Note: This is all about my all time favorite sweet treat, Marshmallow. 🙂
The History of Marshmallow
The Herbal Properties of the Marsh-Mallow Plant
The Marsh-Mallow plant was harvested from salt marshes and on banks near large bodies of water. According to Viable Herbal Solutions “Nineteenth century doctors extracted juice from the marsh mallow plant’s roots and cooked it with egg whites and sugar, then whipped the mixture into a foamy meringue that later hardened, creating a medicinal candy used to soothe children’s sore throats. Eventually, advanced manufacturing processes and improved texturing agents eliminated the need for the gooey root juice altogether. Unfortunately, that eliminated the confection’s healing properties as a cough suppressant, immune system booster and wound healer.”
THE MARSHMALLOW EXPERIMENT
From the pulpit to the boardroom, the playschool to the academic institute, the marshmallow has a role. Yes, that soft, powdery, fluffy sweet that coffee shops crumble onto our hot chocolate and are so loved by children, especially when toasted.
A study carried out by Professor Walter Mischel almost 40 years ago using a marshmallow has proven to be one of the most successful experiments in behavioural science for decades.
Mischel, now in his 70s, is currently a psychologist at Columbia University in New York.
In the late 1960s he conducted a study on pre-school children aiming to demonstrate the mental mechanisms they used to delay immediate gratification in favour of more long-term rewards.
Known as the Marshmallow Experiment, he put the sweet on each child’s desk and left the room for 20 minutes.
Before departing he told them they could eat it whenever they wanted but if they chose not to, then they would receive another on his return.
One third grabbed the sweet immediately, others resisted for a time but eventually succumbed, while the remainder were able to restrain themselves.
He then followed the subjects into adolescence and found that the traits of the grabbers continued, and these predicted drug misuse, bullying, dependability, irritability etc in adolescence.

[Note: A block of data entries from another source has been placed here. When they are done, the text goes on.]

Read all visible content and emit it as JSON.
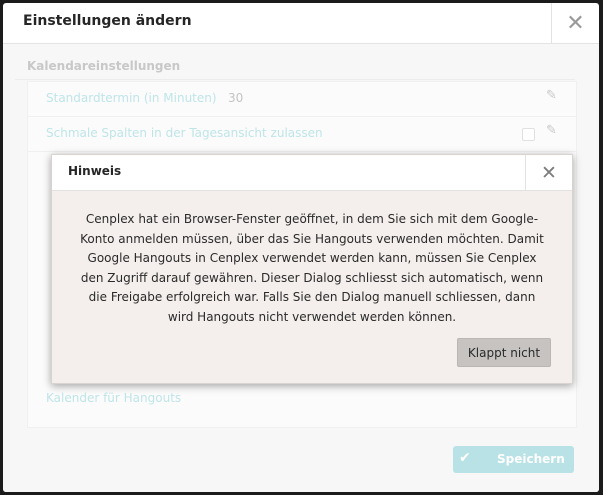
{
  "outer_dialog": {
    "title": "Einstellungen ändern",
    "close_glyph": "✕",
    "section_title": "Kalendareinstellungen",
    "rows": [
      {
        "label": "Standardtermin (in Minuten)",
        "value": "30",
        "edit_glyph": "✎"
      },
      {
        "label": "Schmale Spalten in der Tagesansicht zulassen",
        "edit_glyph": "✎"
      },
      {
        "label": "Kalender für Hangouts"
      }
    ],
    "save_check_glyph": "✔",
    "save_label": "Speichern"
  },
  "hint_dialog": {
    "title": "Hinweis",
    "close_glyph": "✕",
    "message": "Cenplex hat ein Browser-Fenster geöffnet, in dem Sie sich mit dem Google-Konto anmelden müssen, über das Sie Hangouts verwenden möchten. Damit Google Hangouts in Cenplex verwendet werden kann, müssen Sie Cenplex den Zugriff darauf gewähren. Dieser Dialog schliesst sich automatisch, wenn die Freigabe erfolgreich war. Falls Sie den Dialog manuell schliessen, dann wird Hangouts nicht verwendet werden können.",
    "button_label": "Klappt nicht"
  },
  "colors": {
    "accent_teal": "#b9e2e6",
    "dialog_bg": "#f4efec",
    "button_gray": "#c6c3c1"
  },
  "icons": [
    "close-icon",
    "edit-icon",
    "checkbox",
    "check-icon"
  ]
}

The delayers and restrainers, meanwhile, all achieved more highly.
Examining videos of the experiment, Mischel found that children used a variety of tactics to distract themselves from the temptation — some kicked and screamed, others looked away or covered their eyes, while others cried and could no longer control their impulse.

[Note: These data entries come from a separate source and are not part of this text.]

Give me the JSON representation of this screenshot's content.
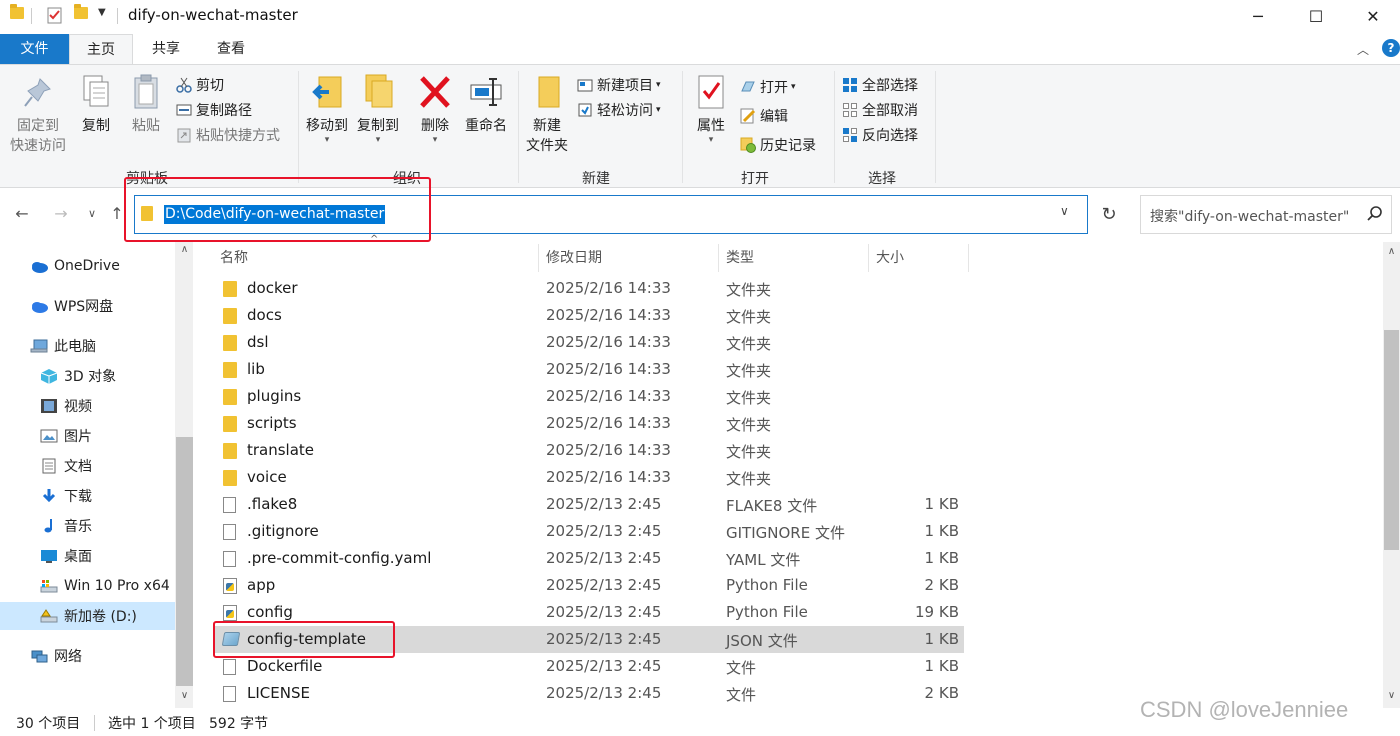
{
  "window": {
    "title": "dify-on-wechat-master",
    "minimize": "─",
    "maximize": "☐",
    "close": "✕"
  },
  "tabs": {
    "file": "文件",
    "home": "主页",
    "share": "共享",
    "view": "查看"
  },
  "ribbon": {
    "clipboard": {
      "label": "剪贴板",
      "pin": "固定到",
      "pin2": "快速访问",
      "copy": "复制",
      "paste": "粘贴",
      "cut": "剪切",
      "copy_path": "复制路径",
      "paste_shortcut": "粘贴快捷方式"
    },
    "organize": {
      "label": "组织",
      "move_to": "移动到",
      "copy_to": "复制到",
      "delete": "删除",
      "rename": "重命名"
    },
    "new": {
      "label": "新建",
      "new_folder": "新建",
      "new_folder2": "文件夹",
      "new_item": "新建项目",
      "easy_access": "轻松访问"
    },
    "open": {
      "label": "打开",
      "properties": "属性",
      "open": "打开",
      "edit": "编辑",
      "history": "历史记录"
    },
    "select": {
      "label": "选择",
      "select_all": "全部选择",
      "select_none": "全部取消",
      "invert": "反向选择"
    }
  },
  "address": {
    "path": "D:\\Code\\dify-on-wechat-master",
    "search_placeholder": "搜索\"dify-on-wechat-master\""
  },
  "nav": [
    {
      "label": "OneDrive",
      "icon": "cloud-icon"
    },
    {
      "label": "WPS网盘",
      "icon": "cloud-icon"
    },
    {
      "label": "此电脑",
      "icon": "computer-icon"
    },
    {
      "label": "3D 对象",
      "icon": "cube-icon"
    },
    {
      "label": "视频",
      "icon": "video-icon"
    },
    {
      "label": "图片",
      "icon": "picture-icon"
    },
    {
      "label": "文档",
      "icon": "document-icon"
    },
    {
      "label": "下载",
      "icon": "download-icon"
    },
    {
      "label": "音乐",
      "icon": "music-icon"
    },
    {
      "label": "桌面",
      "icon": "desktop-icon"
    },
    {
      "label": "Win 10 Pro x64",
      "icon": "drive-icon"
    },
    {
      "label": "新加卷 (D:)",
      "icon": "drive-icon"
    },
    {
      "label": "网络",
      "icon": "network-icon"
    }
  ],
  "columns": {
    "name": "名称",
    "date": "修改日期",
    "type": "类型",
    "size": "大小"
  },
  "files": [
    {
      "name": "docker",
      "date": "2025/2/16 14:33",
      "type": "文件夹",
      "size": "",
      "icon": "folder-icon"
    },
    {
      "name": "docs",
      "date": "2025/2/16 14:33",
      "type": "文件夹",
      "size": "",
      "icon": "folder-icon"
    },
    {
      "name": "dsl",
      "date": "2025/2/16 14:33",
      "type": "文件夹",
      "size": "",
      "icon": "folder-icon"
    },
    {
      "name": "lib",
      "date": "2025/2/16 14:33",
      "type": "文件夹",
      "size": "",
      "icon": "folder-icon"
    },
    {
      "name": "plugins",
      "date": "2025/2/16 14:33",
      "type": "文件夹",
      "size": "",
      "icon": "folder-icon"
    },
    {
      "name": "scripts",
      "date": "2025/2/16 14:33",
      "type": "文件夹",
      "size": "",
      "icon": "folder-icon"
    },
    {
      "name": "translate",
      "date": "2025/2/16 14:33",
      "type": "文件夹",
      "size": "",
      "icon": "folder-icon"
    },
    {
      "name": "voice",
      "date": "2025/2/16 14:33",
      "type": "文件夹",
      "size": "",
      "icon": "folder-icon"
    },
    {
      "name": ".flake8",
      "date": "2025/2/13 2:45",
      "type": "FLAKE8 文件",
      "size": "1 KB",
      "icon": "file-icon"
    },
    {
      "name": ".gitignore",
      "date": "2025/2/13 2:45",
      "type": "GITIGNORE 文件",
      "size": "1 KB",
      "icon": "file-icon"
    },
    {
      "name": ".pre-commit-config.yaml",
      "date": "2025/2/13 2:45",
      "type": "YAML 文件",
      "size": "1 KB",
      "icon": "file-icon"
    },
    {
      "name": "app",
      "date": "2025/2/13 2:45",
      "type": "Python File",
      "size": "2 KB",
      "icon": "python-icon"
    },
    {
      "name": "config",
      "date": "2025/2/13 2:45",
      "type": "Python File",
      "size": "19 KB",
      "icon": "python-icon"
    },
    {
      "name": "config-template",
      "date": "2025/2/13 2:45",
      "type": "JSON 文件",
      "size": "1 KB",
      "icon": "json-icon"
    },
    {
      "name": "Dockerfile",
      "date": "2025/2/13 2:45",
      "type": "文件",
      "size": "1 KB",
      "icon": "file-icon"
    },
    {
      "name": "LICENSE",
      "date": "2025/2/13 2:45",
      "type": "文件",
      "size": "2 KB",
      "icon": "file-icon"
    }
  ],
  "status": {
    "count": "30 个项目",
    "selected": "选中 1 个项目",
    "size": "592 字节"
  },
  "watermark": "CSDN @loveJenniee"
}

What was going on in their minds, what their thoughts were saying to them, is unknown.
Now 40 of the original children are about to participate in a study of their brains using imaging techniques to try and identify the differences between the original waiters and grabbers so that interventions can be developed to train people to defer gratification.

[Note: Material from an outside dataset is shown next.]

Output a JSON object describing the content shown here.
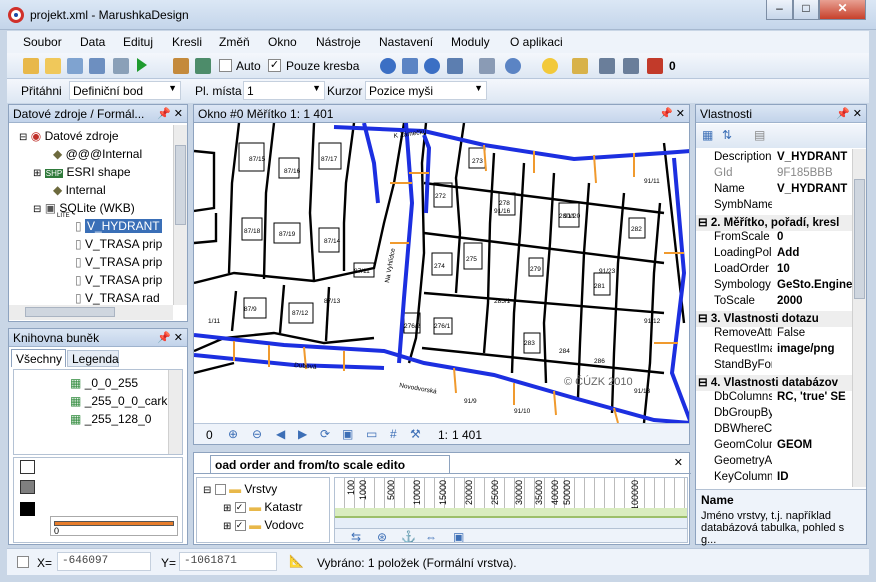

These studies might unlock Freudian theory of personality — the id was the primitive, pleasure-driven part, the ego the reality component, while the superego represented the moral element.
Behaviour, he said, was a tussle between these various parts and those who were impulsive were said to be driven by a strong id and weak superego while those who were dependable had the reverse configuration.
Our modern tools for studying the brain may have dispensed with these terms but the ideas they represent may prove to be a reality.
These neuro-imaging studies will have implications that go beyond how we understand the pleasure principle and morality and may potentially assist in treating conditions that are underpinned by impulsivity such as attention deficit hyperactivity disorder (ADHD) and substance misuse disorder.
The dieting industry and anger management programmes could also be influenced.
While we know that the traits of restraint and forward planning are partly inherited and partly environmental, the mix of one relative to the other is unknown.
However, we know that these to some degree are malleable and these studies should assist us in determining the extent of this.
Some believe that the findings may ultimately have implications for social policy.
The response of government to problems such as substance misuse and anti-social behaviour are often structural in nature, such as improving medical interventions for substance misusers, decreasing poverty, initiating employment programmes etc.
It has been argued that the effectiveness of these initiatives are disappointing and that without addressing the core psychological traits, such as the ability to defer gratification, they are doomed to failure.
Only time will tell if these lofty ambitions are realised.
If these studies live up to their promise we look forward to the time when the maxim of the Jesuits is realised: Give me a child for his first seven years and I’ll give you the man.
And all with the help of a marshmallow.